Annaly caught my attention this morning when I saw the headline that the COO and the Co-Chief Investment officer were both resigning from the firm. That would be major news for any company, but more interesting when it’s NLY, a controversial mortgage REIT that has been pummeled over the past 18 months.
Annaly is a $10 billion market cap mortgage REIT, the largest among such stocks, and one of the most popular given the company’s 17 year track record. The stock has generally paid a 10-15% annual dividend yield throughout that history (depending on interest rates, leverage, and the company’s hedging), while the stock itself has been flat:
While the stock is flat, most investors in NLY have generally been satisfied with the dividend yield in the stock.
So what’s the reason for the recent severe decline, and is it a solid investment opportunity going forward?
Annaly’s business is essentially to borrow short-term financing from banks, and use those proceeds to invest in agency mortgage-backed securities (Freddie Mac and Fannie Mae). Through a good bit of leverage, NLY is able to produce strong cash flow yields as a result of this borrow short, lend long strategy. It passes on that cash flow to investors in the form of dividends.
That’s how NLY is a $10 billion market cap company with only 150 employees in New York. It’s a large financial operation run by mortgage-backed security investors.
As a result of this strategy, NLY has gotten hurt over the last year as interest rates have risen. The rise in interest rates has reduced the value of the company’s existing inventory (higher rates equals lower bond prices, all else equal), and reduced book value as a result. As that has occurred, management has reduced its leverage over the last year, taking down its liability to equity ratio:
The Total Liabilities to Total Stockholders’ Equity ratio is down from (15.9/117.5) = 13.5% at the end of 2012 (right column) to (12.9/80.5) =16.1% at the end of the Sept. 30th, 2013 (left column).

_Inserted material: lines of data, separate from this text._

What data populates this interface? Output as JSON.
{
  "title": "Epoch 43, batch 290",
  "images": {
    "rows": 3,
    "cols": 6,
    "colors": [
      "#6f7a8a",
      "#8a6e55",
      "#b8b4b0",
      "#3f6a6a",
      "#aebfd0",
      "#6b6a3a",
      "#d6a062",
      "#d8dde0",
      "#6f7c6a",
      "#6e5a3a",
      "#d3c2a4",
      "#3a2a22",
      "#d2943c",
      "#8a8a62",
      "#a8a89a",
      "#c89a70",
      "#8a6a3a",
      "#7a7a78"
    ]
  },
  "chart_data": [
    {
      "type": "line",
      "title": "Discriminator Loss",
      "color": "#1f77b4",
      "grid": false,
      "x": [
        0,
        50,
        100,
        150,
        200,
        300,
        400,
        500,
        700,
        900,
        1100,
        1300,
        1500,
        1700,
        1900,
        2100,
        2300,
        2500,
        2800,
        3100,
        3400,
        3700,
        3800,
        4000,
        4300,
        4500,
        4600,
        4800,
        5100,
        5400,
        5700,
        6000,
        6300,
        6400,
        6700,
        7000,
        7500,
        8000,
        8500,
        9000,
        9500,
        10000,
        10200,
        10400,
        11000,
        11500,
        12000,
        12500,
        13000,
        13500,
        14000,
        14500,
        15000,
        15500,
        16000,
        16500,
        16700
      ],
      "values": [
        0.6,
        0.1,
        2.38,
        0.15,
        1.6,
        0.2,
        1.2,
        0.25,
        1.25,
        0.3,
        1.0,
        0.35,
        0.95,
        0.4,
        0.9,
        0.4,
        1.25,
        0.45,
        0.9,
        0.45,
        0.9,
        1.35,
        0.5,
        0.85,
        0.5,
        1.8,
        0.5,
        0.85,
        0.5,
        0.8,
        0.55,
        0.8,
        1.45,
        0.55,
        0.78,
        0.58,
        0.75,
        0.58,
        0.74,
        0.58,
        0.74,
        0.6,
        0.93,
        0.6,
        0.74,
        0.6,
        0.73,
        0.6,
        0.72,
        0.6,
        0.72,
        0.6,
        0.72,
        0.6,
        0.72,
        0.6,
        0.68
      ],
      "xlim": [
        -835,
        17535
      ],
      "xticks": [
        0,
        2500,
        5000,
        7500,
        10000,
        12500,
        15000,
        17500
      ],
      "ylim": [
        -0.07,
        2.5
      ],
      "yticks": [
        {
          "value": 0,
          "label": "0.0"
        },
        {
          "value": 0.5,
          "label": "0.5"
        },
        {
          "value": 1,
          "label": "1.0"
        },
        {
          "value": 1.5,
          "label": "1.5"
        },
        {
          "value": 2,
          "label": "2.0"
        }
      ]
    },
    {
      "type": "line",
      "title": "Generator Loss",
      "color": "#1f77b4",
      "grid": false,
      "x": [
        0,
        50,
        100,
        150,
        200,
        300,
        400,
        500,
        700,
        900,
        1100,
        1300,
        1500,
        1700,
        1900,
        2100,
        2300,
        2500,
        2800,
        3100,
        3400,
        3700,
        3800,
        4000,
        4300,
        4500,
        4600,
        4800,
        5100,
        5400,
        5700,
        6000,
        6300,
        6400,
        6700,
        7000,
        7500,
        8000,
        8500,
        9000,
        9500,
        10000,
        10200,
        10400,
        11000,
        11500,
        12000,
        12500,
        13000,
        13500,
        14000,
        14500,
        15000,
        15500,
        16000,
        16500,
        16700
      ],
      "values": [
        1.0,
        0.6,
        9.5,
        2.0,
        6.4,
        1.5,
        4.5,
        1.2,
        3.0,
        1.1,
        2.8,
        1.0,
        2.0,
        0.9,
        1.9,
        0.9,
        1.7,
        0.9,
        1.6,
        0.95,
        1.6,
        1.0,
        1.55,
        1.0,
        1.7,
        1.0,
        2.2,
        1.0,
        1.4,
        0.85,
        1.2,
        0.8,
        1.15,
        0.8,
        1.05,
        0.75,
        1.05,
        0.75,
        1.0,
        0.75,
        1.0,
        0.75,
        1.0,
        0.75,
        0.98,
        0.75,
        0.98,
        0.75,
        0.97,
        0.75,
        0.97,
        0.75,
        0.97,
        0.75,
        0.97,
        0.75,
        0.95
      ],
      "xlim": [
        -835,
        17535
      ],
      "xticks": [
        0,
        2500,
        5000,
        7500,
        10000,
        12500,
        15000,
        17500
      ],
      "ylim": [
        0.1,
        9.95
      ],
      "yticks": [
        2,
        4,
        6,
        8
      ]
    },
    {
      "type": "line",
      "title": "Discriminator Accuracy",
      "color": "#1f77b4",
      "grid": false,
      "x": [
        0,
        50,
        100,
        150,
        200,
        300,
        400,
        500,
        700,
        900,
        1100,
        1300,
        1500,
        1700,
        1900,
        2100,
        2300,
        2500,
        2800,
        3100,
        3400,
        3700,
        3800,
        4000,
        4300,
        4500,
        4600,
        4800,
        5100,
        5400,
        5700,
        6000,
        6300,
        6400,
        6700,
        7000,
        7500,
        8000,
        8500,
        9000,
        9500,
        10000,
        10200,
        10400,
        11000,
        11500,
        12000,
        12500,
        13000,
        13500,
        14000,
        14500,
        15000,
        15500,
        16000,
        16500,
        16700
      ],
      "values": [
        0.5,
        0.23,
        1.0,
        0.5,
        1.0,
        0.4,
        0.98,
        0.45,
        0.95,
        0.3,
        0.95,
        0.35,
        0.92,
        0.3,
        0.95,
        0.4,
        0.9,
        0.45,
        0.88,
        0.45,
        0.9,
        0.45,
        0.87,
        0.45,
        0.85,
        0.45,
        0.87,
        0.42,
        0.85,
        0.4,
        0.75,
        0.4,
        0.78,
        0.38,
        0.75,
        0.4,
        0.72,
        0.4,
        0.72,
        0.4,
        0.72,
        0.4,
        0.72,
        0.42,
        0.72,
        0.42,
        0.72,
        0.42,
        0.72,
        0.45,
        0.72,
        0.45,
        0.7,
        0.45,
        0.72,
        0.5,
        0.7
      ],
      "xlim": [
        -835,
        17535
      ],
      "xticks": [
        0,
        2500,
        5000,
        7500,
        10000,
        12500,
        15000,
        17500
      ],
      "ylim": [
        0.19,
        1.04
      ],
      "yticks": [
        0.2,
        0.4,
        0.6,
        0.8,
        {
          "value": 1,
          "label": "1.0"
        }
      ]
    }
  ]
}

Management outlined the company’s primary risk as interest rates:
The primary risk to the Company is interest rate risk. Interest rates are highly sensitive to many factors, including governmental monetary and tax policies, domestic and international economic and political considerations and other factors beyond the Company’s control. Changes in the general level of interest rates can affect net interest income, which is the difference between the interest income earned on interest earning assets and the interest expense incurred in connection with the interest-bearing liabilities, by affecting the spread between the interest earning assets and interest-bearing liabilities. Changes in the level of interest rates can also affect the value of the interest earning assets and the Company’s ability to realize gains from the sale of these assets. A decline in the value of the interest earning assets pledged as collateral for borrowings under repurchase agreements and derivative contracts could result in the counterparties demanding additional collateral pledges or liquidation of some of the existing collateral to reduce borrowing levels.…Weakness in the mortgage market, the shape of the yield curve and changes in the expectations for the volatility of future interest rates may adversely affect the performance and market value of the Company’s investments. This could negatively impact the Company’s net book value. Furthermore, if many of the Company’s lenders are unwilling or unable to provide additional financing, the Company could be forced to sell its Investment Securities at an inopportune time when prices are depressed. The Company has established policies and procedures for mitigating market risk, including conducting scenario analyses and utilizing a range of hedging strategies.